COCO FRONSAC
French artist Coco Fronsac paints non-European masks onto Western vernacular photographs from the early 20th Century. A dichotomy is developed between the early forms from the continents of Africa, Oceania, America, and Asia, and the standardized nature of photographic portraits as they occurred a century ago. These surreal images plunge us into a dreamlike, comical world, contrasting ritual and tradition, to exploit the unexpected juxtapositions with startling effect. For the artist, the portraits seek to bring a commonality to the human experience by representing the family relationship and different stages of development for a Western person like herself (moving from birth, to communion, military service, marriage, etc.) in context with non-Western rituals she respects.
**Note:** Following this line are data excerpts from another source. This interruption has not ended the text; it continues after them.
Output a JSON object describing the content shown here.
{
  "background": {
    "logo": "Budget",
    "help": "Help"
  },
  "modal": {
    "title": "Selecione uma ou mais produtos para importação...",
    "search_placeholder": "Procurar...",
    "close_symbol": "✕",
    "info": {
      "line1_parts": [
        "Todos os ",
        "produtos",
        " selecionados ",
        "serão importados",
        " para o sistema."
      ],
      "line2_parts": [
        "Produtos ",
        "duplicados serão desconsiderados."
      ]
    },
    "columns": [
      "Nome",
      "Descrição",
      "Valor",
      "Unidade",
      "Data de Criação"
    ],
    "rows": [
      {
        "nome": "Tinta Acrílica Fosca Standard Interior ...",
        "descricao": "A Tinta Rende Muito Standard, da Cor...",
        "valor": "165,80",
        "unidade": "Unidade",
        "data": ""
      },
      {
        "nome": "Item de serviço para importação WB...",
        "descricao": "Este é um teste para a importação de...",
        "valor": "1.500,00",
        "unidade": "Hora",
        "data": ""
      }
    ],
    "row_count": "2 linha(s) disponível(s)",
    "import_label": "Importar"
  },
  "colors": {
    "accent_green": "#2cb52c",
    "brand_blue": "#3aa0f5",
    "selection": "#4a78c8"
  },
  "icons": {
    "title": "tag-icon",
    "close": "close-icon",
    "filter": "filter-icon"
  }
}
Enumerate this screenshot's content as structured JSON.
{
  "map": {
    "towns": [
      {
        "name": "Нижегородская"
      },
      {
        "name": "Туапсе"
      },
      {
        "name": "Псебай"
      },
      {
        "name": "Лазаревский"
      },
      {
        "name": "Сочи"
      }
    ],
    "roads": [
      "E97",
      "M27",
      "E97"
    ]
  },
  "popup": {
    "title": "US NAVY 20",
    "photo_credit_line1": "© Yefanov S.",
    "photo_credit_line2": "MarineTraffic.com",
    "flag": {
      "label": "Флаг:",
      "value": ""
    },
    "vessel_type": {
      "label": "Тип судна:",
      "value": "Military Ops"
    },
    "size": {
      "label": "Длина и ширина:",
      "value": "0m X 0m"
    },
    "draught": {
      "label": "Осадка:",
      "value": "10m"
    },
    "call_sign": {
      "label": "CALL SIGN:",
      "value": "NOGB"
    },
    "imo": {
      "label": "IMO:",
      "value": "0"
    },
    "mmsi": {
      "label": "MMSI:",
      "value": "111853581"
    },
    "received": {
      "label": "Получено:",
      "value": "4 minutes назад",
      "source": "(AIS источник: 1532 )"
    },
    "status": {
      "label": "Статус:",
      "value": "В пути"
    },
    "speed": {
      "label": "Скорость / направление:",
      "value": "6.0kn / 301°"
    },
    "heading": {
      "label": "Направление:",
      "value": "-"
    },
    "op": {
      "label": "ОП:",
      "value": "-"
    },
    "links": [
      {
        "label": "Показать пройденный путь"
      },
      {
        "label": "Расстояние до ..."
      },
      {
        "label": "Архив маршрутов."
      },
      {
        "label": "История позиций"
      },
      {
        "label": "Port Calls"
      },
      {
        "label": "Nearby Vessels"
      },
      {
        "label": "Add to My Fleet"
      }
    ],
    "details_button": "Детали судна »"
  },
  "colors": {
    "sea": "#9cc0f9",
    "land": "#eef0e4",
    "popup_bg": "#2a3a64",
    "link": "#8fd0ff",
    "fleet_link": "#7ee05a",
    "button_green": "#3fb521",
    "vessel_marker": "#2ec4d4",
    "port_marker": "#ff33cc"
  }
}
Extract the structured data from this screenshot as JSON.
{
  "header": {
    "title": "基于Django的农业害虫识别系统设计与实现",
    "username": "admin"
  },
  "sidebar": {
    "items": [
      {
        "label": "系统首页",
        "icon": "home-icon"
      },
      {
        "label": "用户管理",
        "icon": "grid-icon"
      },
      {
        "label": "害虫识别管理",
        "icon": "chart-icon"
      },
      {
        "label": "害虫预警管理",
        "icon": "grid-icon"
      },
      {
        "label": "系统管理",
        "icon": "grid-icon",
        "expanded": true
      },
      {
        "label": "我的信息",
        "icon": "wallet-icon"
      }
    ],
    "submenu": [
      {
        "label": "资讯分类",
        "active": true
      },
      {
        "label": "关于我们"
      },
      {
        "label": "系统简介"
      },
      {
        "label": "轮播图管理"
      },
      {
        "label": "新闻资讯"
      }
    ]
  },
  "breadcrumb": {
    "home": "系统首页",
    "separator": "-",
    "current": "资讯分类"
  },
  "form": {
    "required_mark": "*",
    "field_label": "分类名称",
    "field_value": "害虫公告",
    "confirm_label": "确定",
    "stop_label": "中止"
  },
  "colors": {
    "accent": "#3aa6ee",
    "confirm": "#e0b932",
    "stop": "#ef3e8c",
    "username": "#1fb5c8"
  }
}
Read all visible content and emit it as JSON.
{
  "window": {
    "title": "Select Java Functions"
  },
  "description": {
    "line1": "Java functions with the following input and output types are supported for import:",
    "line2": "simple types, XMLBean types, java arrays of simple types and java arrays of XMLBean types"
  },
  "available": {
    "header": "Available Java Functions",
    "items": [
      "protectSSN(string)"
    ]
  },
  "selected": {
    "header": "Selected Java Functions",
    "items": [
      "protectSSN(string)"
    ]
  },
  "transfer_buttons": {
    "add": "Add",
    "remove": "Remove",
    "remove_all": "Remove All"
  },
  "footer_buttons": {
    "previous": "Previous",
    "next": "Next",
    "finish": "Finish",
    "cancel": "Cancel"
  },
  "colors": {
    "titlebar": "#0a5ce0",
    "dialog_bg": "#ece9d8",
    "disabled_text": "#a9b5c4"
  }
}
Coco Fronsac plays with the viewers’ vision of time, to better project themselves into a new, fluctuating, living, subjective reality. The vernacular photographs on which Fronsac works themselves go back in time. The paintings she mixes over the photographs typically go back to indigenous cultures she admires. With the combination, she imbues a contemporary approach to both subjects, bringing a new portrayal of humanity’s present position.
Born in 1962 in France, and trained at the School of Applied Arts of Paris, Fronsac comes from a family of artists. She is a former lithographer, influenced and passionate about First Arts and Surrealism. The work of Coco Fronsac is collected and shown in major museums in Europe, including most recently in “Powermask” at the Wereldmuseum in Rotterdam. That exhibition devoted much attention to the ways in which, both in the past and present, the mask has been and still is a source of inspiration for international visual artists, photographers, and fashion designers, such as Pablo Picasso, Louise Bourgeois, James Ensor, Keith Haring, Jean Paul Gaultier, Viktor & Rolf Coco Fronsac, Charles Fréger, and Phyllis Galemb. The exhibition culminated into a hardcover book by the same name.